‘The show must go on’: Iowa City High School sweeps virtual State Mock Trial Tournament to advance nationally

The City High School mock trial program didn’t allow COVID-19 to stop them from making history with a virtual season.

Ayrton Breckenridge

A portion of Team Little and Women (LAW) of Iowa City High poses for a portrait on Wednesday, April 7. Team LAW took first place out of 84 teams at the Mock Trial State Championship.

Grace Hamilton, News Reporter


In the weeks leading up to Iowa City High School’s senior Mock Trial team taking first place in the State Mock Trial Tournament, the group found themselves frequently knocking on wood.

“It’s funny, one of my teammates said after we had won the championship, ‘I was looking forward to not having to hear the knocking on wood all the time,’” Francesca Brown, a City High senior and member of the winning team, said. “But immediately when we started discussing nationals, we started knocking on wood again.”

Fortunately for City High’s senior Mock Trial team, knocking on wood materialized into statewide victory and advancement to the National Mock Trial Tournament beginning May 13 to May 15.

Mock Trial is a high school and collegiate program that simulates a real-life court experience. Students take up roles as attorneys and witnesses to form cases for both sides of a hypothetical legal problem.

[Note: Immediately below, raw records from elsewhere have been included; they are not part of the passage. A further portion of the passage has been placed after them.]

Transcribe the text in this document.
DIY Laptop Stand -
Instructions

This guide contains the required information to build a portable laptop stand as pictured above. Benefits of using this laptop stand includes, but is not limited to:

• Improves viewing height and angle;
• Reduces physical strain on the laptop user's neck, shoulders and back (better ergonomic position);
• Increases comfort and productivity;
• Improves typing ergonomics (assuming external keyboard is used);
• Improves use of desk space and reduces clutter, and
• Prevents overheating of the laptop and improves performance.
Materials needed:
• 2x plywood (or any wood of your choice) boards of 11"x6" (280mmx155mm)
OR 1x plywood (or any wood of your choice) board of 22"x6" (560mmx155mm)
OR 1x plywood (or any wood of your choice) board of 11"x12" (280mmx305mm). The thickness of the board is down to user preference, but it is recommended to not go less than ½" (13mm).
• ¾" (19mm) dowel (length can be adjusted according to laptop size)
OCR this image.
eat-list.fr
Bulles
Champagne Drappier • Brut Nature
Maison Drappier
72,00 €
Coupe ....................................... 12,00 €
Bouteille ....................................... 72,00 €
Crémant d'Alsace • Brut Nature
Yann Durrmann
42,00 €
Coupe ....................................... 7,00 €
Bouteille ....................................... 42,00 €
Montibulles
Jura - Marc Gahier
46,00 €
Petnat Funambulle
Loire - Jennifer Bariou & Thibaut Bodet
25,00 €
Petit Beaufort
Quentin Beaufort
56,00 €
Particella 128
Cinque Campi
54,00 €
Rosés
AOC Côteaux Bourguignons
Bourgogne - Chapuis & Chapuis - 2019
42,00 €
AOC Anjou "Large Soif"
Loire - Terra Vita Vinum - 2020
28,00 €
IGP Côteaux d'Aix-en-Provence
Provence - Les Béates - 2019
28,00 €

Although each season’s new legal scenario is entirely fabricated, competition rules and procedures emulate those used in Iowa’s judicial system.

City High’s Mock Trial program is relatively new among others in the state, created in 2011 by Chip Hardesty, a district teacher and coach for City High’s Mock Trial program.

City High Mock Trial coach Lisa Williams said history was also made in City High’s sophomore and junior Mock Trial teams when both teams advanced to state. The junior squad forged ahead into the semi-final round, earning third place.

“Even if the seniors hadn’t won, there still would have been a historic performance from the juniors. We had never had a team compete in the semi-finals,” Williams said. “The sophomore team also competed great. It was a big year for City High mock trial.”

Iowa Mock Trial rules and procedures remained intact through the 2021 season, but the competition format shrunk to the bounds of Zoom squares.

Williams conducted the team’s practices virtually at the beginning of the season, she said, but her basement later became the team’s rehearsal room and competition location.

“As we got closer to the competition date, we realized that we needed a place to compete. Some teams had 10 students on the team, and they’d all be in 10 different locations at their homes, and then other teams would have part of the team or all of the team together in a library or some other school classroom,” Williams said. “We figured out that it would be logistically kind of hard to be at City High. We looked around, and then we actually ended up having the team compete at my house. In the basement, it’s a larger space, and we came up with a COVID mitigation plan.”

City High senior Shoshanna Hemley, a member of the state champion team, said her team adjusted to the competition’s Zoom format efficiently, even as digital complications arose.

“I was giving my closing statement in the final round of the state championship. We had gone seven rounds of doing this case, and during the last thing we had left to do, someone watching the round unmuted,” Hemley said. “So, I had to practically yell my closing so that we could hear over this person who accidentally unmuted while watching.”

Hemley didn’t let the interruption startle her, however.

“I just kept going,” she said. “I also do theater and improv, and you know that saying — the show must go on.”

Shortly following the Zoom hiccup, Brown said the senior group learned of their state victory in William’s basement.

“It was such a moment of elation. We were all just so excited and giddy and jumping up and down afterward,” Brown said. “When they were delivering the results, we had formed a chain of hands, and we were holding each other’s hands and squeezing so hard.”

However, the work is not yet over for City High Mock Trial — the senior team is now preparing for the National Mock Trial Tournament, Williams said. The team is now reconstructing prosecution and defense arguments for a brand new case, she said.

“We definitely have way less time. The [national competition case] came out on April 1. So, we get about six weeks,” Williams said. “…I think this team is really confident for nationals, and they should be really confident. I told them if they work hard and if they do what they need to do between now and May 13, I think that they can expect great things at Nationals.”

City High junior Sophia Wagner, a junior Mock Trial member, said she and the rest of the junior team are extending their season despite the state tournament’s conclusion.

“Just to kind of help them so that they have someone to practice with before competition, the junior team will be learning the case and scrimmaging them,” Wagner said. “Another reason that we’re helping with the Nationals case is just to get in more practice. We’ve talked about potentially even doing like a summer just practice case on our own.”

The junior teammates will occupy the new senior team once the 2021 class graduates. Wagner said the junior team would be prepared to build off this year’s success during the 2022 mock trial season.

“Everyone works really hard, and it’s a great team,” Wagner said. “We all are equally invested, and we just love Mock Trial so much.”